Most of them are purebred but no papers so I can't really call them PB but let's say high percentages


----------



## SalteyLove (Jun 18, 2011)

That's a lot of bucks - I hope you have like 500 does to cover or a lot of freezer space!!!


----------



## SalteyLove (Jun 18, 2011)

The one you have picked out with the red front leg has a nice length to him which can translate to more loin in a meat herd. He doesn't have a whole lot of depth to his body. The black-headed kid seems to be better muscled and have a more masculine head. But I can't tell from those photos if any of the kids are superior to the 3 adult bucks in the photos.


----------



## christinajh (Jan 24, 2013)

Several are very narrow and not very promising bucks. I'd definitely weed through them because I foresee a lot of fighting at your place some breeding season with that many. There are a couple in there that look nice, but I would need better photographs to give anymore input. What are you wanting to accomplish? That might help you narrow down and decide where you are going.


----------



## christinajh (Jan 24, 2013)

I hope my first post didn't sound mean. I wasn't intending to be.


----------



## toth boer goats (Jul 20, 2008)

There is a buckling in there, who has a colored left leg which in each pic, looks better than the rest. 

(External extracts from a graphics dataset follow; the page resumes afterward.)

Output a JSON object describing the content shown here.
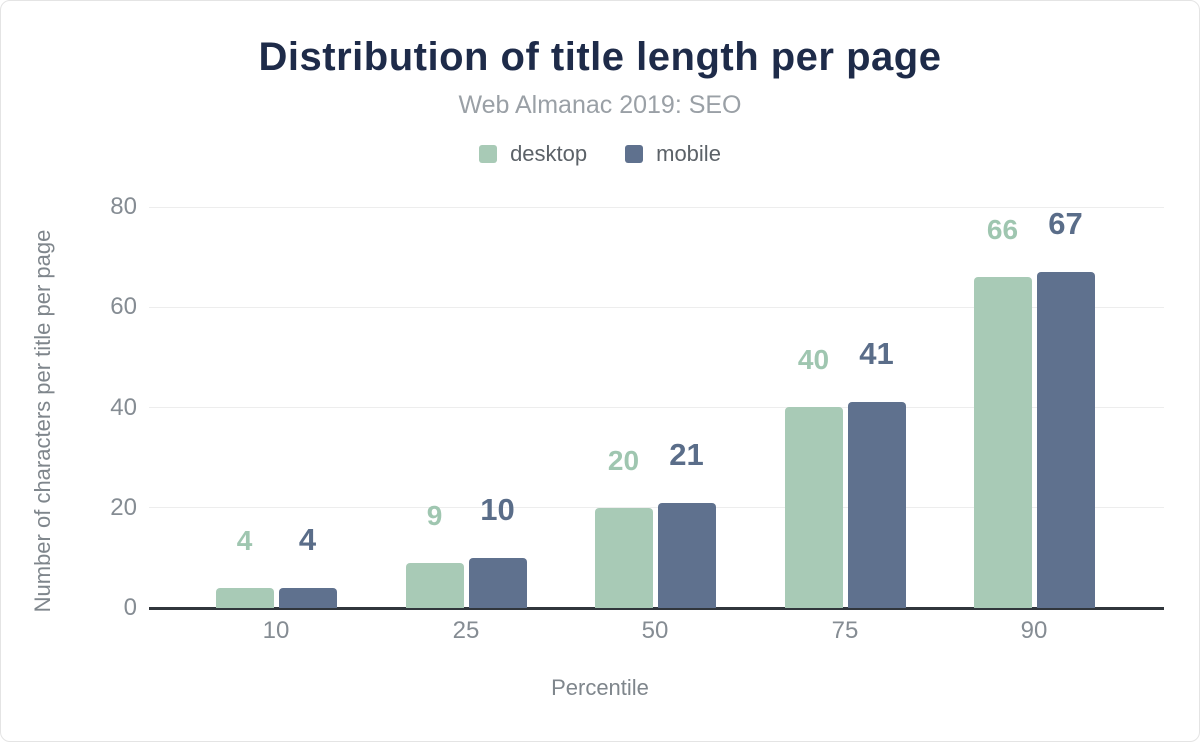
{
  "figure": {
    "title": "Distribution of title length per page",
    "subtitle": "Web Almanac 2019: SEO"
  },
  "legend": [
    {
      "label": "desktop",
      "color": "#a8cab6"
    },
    {
      "label": "mobile",
      "color": "#5f718e"
    }
  ],
  "chart_data": {
    "type": "bar",
    "title": "Distribution of title length per page",
    "subtitle": "Web Almanac 2019: SEO",
    "categories": [
      "10",
      "25",
      "50",
      "75",
      "90"
    ],
    "series": [
      {
        "name": "desktop",
        "color": "#a8cab6",
        "label_color": "#9fc6b0",
        "values": [
          4,
          9,
          20,
          40,
          66
        ]
      },
      {
        "name": "mobile",
        "color": "#5f718e",
        "label_color": "#5a6d89",
        "values": [
          4,
          10,
          21,
          41,
          67
        ]
      }
    ],
    "xlabel": "Percentile",
    "ylabel": "Number of characters per title per page",
    "ylim": [
      0,
      80
    ],
    "yticks": [
      0,
      20,
      40,
      60,
      80
    ],
    "grid": true,
    "legend_position": "top",
    "data_labels": true
  },
  "colors": {
    "title": "#1e2b49",
    "subtitle": "#9aa0a6",
    "tick_text": "#858c93",
    "axis_title_text": "#7f868c",
    "gridline": "#ededed",
    "axis_line": "#31363c",
    "background": "#ffffff"
  }
}
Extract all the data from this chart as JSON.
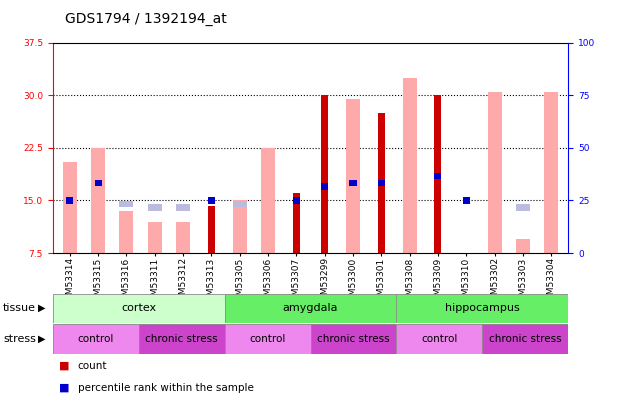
{
  "title": "GDS1794 / 1392194_at",
  "samples": [
    "GSM53314",
    "GSM53315",
    "GSM53316",
    "GSM53311",
    "GSM53312",
    "GSM53313",
    "GSM53305",
    "GSM53306",
    "GSM53307",
    "GSM53299",
    "GSM53300",
    "GSM53301",
    "GSM53308",
    "GSM53309",
    "GSM53310",
    "GSM53302",
    "GSM53303",
    "GSM53304"
  ],
  "count_values": [
    null,
    null,
    null,
    null,
    null,
    14.2,
    null,
    null,
    16.0,
    30.0,
    null,
    27.5,
    null,
    30.0,
    null,
    null,
    null,
    null
  ],
  "percentile_values": [
    15.0,
    17.5,
    null,
    null,
    null,
    15.0,
    null,
    null,
    15.0,
    17.0,
    17.5,
    17.5,
    null,
    18.5,
    15.0,
    null,
    null,
    null
  ],
  "absent_value_values": [
    20.5,
    22.5,
    13.5,
    12.0,
    12.0,
    null,
    15.0,
    22.5,
    null,
    null,
    29.5,
    null,
    32.5,
    null,
    null,
    30.5,
    9.5,
    30.5
  ],
  "absent_rank_values": [
    null,
    null,
    14.5,
    14.0,
    14.0,
    null,
    14.5,
    null,
    null,
    null,
    null,
    null,
    null,
    null,
    null,
    null,
    14.0,
    null
  ],
  "ylim_left": [
    7.5,
    37.5
  ],
  "ylim_right": [
    0,
    100
  ],
  "yticks_left": [
    7.5,
    15.0,
    22.5,
    30.0,
    37.5
  ],
  "yticks_right": [
    0,
    25,
    50,
    75,
    100
  ],
  "color_count": "#cc0000",
  "color_percentile": "#0000cc",
  "color_absent_value": "#ffaaaa",
  "color_absent_rank": "#bbbbdd",
  "tissue_colors": {
    "cortex": "#ccffcc",
    "amygdala": "#66ee66",
    "hippocampus": "#66ee66"
  },
  "stress_colors": {
    "control": "#ee88ee",
    "chronic stress": "#cc44cc"
  },
  "tissue_groups": [
    [
      "cortex",
      0,
      6
    ],
    [
      "amygdala",
      6,
      12
    ],
    [
      "hippocampus",
      12,
      18
    ]
  ],
  "stress_groups": [
    [
      "control",
      0,
      3
    ],
    [
      "chronic stress",
      3,
      6
    ],
    [
      "control",
      6,
      9
    ],
    [
      "chronic stress",
      9,
      12
    ],
    [
      "control",
      12,
      15
    ],
    [
      "chronic stress",
      15,
      18
    ]
  ],
  "bar_width": 0.5,
  "bar_bottom": 7.5,
  "title_fontsize": 10,
  "tick_fontsize": 6.5,
  "label_fontsize": 8,
  "legend_fontsize": 7.5,
  "row_label_fontsize": 8
}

He has a longer body, not a bad topline, but I don't judge too much because of growing spurts.
He looks good from the rear pic and appears to be standing square, with a good head and neck.
I would look closer into him, from going by the pics, he stands out to me.


----------



## goatylisa (Dec 29, 2012)

I agree, the brown left leg buckling and also like that black headed one. I would keep both of those for sure and see how they turn out. The first set of pics, third down, does that buck respect the hot wire? Mine would tear through it just for a good fight and to be with all the others.


----------



## BOERKING (Jan 5, 2015)

That's Crazy! Lol 500 does or all in the freezer... I think I will need a big walk in freezer haha 
I'm not keeping all these I'm only keeping 2. 1 big one and 1 small. There all for sale for meat. I get good money down here for meat. No the big buck the red and black one doesn't respect it he rams the wall. I tried to put him in but he made the big one bleed.


----------



## christinajh (Jan 24, 2013)

The one buckling the others mentioned does look the best


----------



## HoosierShadow (Apr 20, 2010)

I agree, I really like the young buck with the red on his left leg. The others are okay, but he is the one that stands out to me. The adult bucks are really nice, you might be able to sell many of them as meat breeders vs. having to sell them for meat


----------



## BOERKING (Jan 5, 2015)

Thanks! 

I got many calls for wethers but all sold out ! Maybe I should wether these lol but I think there to old noe though youngest Is 4 months oldest is 6months


----------



## ksalvagno (Oct 6, 2009)

You can still wether them.


----------